Tout a commencé le mardi soir. J'était très petit. Les films étaient en noir et blanc et, le lendemain, comme souvent le mardi, c'était mercredi. Il n'y avait pas école, des mini grandes vacances en milieu de semaine qui autorisaient toutes les transgressions. Rio Bravo. Le Dernier train de Gun Hill. L'homme qui tua Liberty Valence. Etc. Je n'en ratais aucun, muni de mon chapeau de cow-boy et de mon revolver Prisunic à dix coups.

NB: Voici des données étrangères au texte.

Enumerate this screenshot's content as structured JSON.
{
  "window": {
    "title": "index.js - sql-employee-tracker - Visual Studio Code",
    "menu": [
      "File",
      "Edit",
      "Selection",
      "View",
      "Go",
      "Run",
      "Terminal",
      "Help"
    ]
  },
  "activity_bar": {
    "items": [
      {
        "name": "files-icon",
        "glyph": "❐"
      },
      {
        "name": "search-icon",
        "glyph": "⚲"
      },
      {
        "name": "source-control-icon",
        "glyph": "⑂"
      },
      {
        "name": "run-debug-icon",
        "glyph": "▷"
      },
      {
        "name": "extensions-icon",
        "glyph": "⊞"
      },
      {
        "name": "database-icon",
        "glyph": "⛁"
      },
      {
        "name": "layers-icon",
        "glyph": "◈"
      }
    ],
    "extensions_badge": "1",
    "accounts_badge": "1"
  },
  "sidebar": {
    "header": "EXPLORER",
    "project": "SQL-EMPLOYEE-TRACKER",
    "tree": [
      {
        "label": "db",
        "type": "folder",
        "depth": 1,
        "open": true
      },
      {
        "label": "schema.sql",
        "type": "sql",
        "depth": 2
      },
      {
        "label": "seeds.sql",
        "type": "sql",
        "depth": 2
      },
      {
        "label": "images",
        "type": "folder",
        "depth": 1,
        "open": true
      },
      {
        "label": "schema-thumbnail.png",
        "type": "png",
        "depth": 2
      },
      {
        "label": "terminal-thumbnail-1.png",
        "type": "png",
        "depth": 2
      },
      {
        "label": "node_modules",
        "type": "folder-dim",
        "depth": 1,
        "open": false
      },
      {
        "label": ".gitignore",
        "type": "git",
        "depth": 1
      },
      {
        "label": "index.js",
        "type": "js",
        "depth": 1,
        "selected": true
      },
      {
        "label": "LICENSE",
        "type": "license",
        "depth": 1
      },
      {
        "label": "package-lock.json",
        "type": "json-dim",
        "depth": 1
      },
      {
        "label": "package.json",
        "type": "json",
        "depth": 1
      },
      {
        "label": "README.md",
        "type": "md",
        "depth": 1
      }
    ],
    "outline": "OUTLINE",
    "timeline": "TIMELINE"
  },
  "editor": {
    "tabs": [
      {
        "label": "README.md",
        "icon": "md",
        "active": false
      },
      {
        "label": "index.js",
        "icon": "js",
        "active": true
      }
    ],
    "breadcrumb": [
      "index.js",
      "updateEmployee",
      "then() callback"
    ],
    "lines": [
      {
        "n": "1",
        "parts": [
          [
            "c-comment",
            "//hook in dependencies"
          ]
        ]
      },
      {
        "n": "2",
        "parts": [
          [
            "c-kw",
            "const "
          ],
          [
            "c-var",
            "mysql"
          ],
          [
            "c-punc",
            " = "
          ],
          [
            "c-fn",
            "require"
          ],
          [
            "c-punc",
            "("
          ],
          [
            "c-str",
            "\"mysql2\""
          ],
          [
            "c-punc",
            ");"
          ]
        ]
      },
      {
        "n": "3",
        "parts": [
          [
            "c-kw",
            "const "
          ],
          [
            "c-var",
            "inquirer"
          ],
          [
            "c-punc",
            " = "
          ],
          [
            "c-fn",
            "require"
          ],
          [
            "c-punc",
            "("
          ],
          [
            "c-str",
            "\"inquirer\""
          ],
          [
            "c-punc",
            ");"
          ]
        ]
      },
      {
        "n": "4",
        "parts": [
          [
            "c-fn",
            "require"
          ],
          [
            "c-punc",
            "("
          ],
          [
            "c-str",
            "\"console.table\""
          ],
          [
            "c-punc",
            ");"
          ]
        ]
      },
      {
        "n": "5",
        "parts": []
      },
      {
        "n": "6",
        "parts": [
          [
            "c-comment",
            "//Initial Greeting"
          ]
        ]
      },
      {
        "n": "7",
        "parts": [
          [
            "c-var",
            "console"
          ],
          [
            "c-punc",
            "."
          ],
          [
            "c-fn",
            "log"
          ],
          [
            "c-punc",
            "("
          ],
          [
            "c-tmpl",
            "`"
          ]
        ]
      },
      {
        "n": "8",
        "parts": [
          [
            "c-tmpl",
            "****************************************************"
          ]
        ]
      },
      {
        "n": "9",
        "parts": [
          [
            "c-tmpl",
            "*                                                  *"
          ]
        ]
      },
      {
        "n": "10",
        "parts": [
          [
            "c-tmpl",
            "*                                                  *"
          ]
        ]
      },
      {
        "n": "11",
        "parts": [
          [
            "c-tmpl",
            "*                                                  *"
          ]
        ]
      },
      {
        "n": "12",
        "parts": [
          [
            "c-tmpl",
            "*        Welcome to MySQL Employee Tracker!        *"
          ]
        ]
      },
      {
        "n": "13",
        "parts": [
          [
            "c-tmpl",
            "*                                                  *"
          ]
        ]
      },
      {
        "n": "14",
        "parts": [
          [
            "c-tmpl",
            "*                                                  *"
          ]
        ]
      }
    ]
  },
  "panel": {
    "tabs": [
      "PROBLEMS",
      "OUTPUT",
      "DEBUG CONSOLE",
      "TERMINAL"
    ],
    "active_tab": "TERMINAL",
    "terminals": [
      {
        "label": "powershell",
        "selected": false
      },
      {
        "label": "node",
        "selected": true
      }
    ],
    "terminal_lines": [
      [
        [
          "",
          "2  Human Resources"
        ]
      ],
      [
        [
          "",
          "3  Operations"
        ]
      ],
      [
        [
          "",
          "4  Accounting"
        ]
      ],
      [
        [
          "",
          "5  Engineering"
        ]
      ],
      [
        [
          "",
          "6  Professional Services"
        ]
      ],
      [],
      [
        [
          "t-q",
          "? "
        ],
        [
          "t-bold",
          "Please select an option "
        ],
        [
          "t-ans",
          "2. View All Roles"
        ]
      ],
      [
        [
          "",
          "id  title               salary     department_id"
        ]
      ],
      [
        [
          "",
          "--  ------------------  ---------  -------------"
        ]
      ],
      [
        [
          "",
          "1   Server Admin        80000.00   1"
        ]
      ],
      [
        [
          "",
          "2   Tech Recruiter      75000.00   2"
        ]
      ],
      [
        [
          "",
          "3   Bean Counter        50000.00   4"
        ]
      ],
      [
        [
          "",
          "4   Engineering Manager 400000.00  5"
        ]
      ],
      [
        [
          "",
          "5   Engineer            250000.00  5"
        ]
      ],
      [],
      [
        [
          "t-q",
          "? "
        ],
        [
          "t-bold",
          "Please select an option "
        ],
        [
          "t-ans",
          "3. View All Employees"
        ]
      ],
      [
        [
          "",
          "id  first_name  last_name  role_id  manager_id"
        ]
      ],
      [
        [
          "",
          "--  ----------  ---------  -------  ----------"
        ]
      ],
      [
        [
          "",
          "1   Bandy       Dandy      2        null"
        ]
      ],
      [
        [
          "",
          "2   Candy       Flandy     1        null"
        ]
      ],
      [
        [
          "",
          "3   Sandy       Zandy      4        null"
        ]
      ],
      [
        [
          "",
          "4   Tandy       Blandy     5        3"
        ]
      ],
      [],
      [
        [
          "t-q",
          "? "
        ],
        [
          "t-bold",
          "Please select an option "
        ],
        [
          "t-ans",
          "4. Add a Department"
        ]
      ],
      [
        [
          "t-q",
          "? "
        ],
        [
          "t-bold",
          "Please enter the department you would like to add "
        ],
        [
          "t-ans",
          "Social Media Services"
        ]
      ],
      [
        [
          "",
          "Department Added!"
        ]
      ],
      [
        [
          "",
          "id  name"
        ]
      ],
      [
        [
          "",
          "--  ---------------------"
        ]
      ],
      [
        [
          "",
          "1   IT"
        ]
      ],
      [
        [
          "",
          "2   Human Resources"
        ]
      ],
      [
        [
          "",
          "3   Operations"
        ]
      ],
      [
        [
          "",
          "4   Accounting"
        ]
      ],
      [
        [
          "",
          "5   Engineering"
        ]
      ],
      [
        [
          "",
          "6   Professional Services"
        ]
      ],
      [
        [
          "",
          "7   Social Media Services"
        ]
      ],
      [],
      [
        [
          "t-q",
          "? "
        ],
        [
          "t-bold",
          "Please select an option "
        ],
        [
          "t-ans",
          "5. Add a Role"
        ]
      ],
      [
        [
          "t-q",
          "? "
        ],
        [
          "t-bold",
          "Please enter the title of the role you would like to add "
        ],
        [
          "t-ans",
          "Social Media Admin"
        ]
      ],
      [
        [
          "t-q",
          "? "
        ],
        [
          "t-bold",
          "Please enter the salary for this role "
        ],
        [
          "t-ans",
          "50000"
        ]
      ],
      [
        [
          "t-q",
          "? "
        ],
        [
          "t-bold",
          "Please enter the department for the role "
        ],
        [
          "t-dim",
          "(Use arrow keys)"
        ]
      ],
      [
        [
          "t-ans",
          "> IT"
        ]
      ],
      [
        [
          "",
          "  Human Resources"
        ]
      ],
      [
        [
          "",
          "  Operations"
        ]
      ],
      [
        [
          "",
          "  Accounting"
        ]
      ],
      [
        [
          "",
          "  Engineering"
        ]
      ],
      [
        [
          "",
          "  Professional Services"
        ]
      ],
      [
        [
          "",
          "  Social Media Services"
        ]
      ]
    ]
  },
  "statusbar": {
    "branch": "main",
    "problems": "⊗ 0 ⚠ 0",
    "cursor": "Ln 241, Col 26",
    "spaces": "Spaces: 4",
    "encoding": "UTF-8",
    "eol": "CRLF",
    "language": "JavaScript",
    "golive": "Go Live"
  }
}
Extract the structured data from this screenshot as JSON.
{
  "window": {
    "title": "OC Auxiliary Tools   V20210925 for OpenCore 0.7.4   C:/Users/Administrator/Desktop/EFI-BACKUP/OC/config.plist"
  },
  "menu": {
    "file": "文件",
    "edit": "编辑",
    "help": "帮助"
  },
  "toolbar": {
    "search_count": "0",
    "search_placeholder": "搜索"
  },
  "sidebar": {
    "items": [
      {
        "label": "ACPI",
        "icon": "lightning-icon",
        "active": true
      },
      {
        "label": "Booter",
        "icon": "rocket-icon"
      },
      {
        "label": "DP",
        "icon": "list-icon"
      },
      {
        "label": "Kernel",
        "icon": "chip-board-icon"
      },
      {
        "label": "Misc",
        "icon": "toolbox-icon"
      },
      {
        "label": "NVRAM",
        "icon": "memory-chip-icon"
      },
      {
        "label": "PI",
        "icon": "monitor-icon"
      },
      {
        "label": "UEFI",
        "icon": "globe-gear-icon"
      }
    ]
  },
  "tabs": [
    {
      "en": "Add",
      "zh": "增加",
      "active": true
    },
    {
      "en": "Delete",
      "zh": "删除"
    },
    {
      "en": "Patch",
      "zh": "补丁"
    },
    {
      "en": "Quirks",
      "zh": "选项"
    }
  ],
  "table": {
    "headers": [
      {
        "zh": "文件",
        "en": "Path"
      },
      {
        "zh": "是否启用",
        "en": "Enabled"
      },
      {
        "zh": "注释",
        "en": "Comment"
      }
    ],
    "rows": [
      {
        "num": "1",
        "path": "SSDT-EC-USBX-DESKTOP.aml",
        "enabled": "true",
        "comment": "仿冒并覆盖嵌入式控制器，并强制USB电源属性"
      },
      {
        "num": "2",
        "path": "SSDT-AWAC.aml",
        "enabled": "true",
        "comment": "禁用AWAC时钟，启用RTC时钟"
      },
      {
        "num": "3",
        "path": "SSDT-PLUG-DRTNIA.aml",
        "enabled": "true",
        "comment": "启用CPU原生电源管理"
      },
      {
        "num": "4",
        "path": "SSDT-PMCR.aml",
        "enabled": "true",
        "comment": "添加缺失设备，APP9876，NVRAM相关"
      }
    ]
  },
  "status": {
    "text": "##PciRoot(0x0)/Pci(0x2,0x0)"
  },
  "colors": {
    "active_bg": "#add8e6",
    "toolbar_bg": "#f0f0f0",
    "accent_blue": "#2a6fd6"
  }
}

En 1984, quand Canal + a été créé, mes parents ont eu la bonne idée de me filer une télé dans ma chambre. C'est là que tout a basculé. Je révisais mes leçons en regardant Marc Toesca présenter le Top 50. Avec ce générique, vous vous souvenez ? Ta ta ta la ta ta ta, ta ta ta, ta, ta la ta ta ta... Je découvrais chaque jour le pouvoir qu'exerçait sur moi cette boîte lumineuse.
Puis vinrent les Nuls : la claque d'une vie. Le JTN, TVN 595, Objectif Nul, etc. La grande époque de Nulle part ailleurs, de Caunes et Garcia... Au même moment, je devenais fan des Zucker Abrahams Zucker, Monty Python et autres dérivés de folie. Pris dans la spirale de l'absurde, je me mis à regarder la télévision d'un oeil nouveau, témoin d'un spectacle exceptionnel, au coeur de cette ouverture unique sur le monde.
Aujourd'hui je suis accroc, et je suis capable de trouver de la beauté dans n'importe quel programme. Devant la Nouvelle Star ? Je glousse. Les Experts ? Je frémis, puis je vomis. Dora l'Exploratrice ? Je deviens renarophobe. Les enfants de la télé ? J'accepte de bon coeur, j'adore les bêtisiers. Mon émission préférée ? Relooking extrême. Et de loin. Nous en reparlerons plus tard...
Bref, si vous voyez le héros de Dream On, Martin Tupper, alors vous obtenez une image assez précise de la façon dont mon existence se déroule... Chaque chose que je vis est reliée à une image, une référence, un extrait. Je suis le héros de toutes ces émissions qui ont bercé ma vie et continuent de m'enrichir chaque jour... C'est ça un télépathe.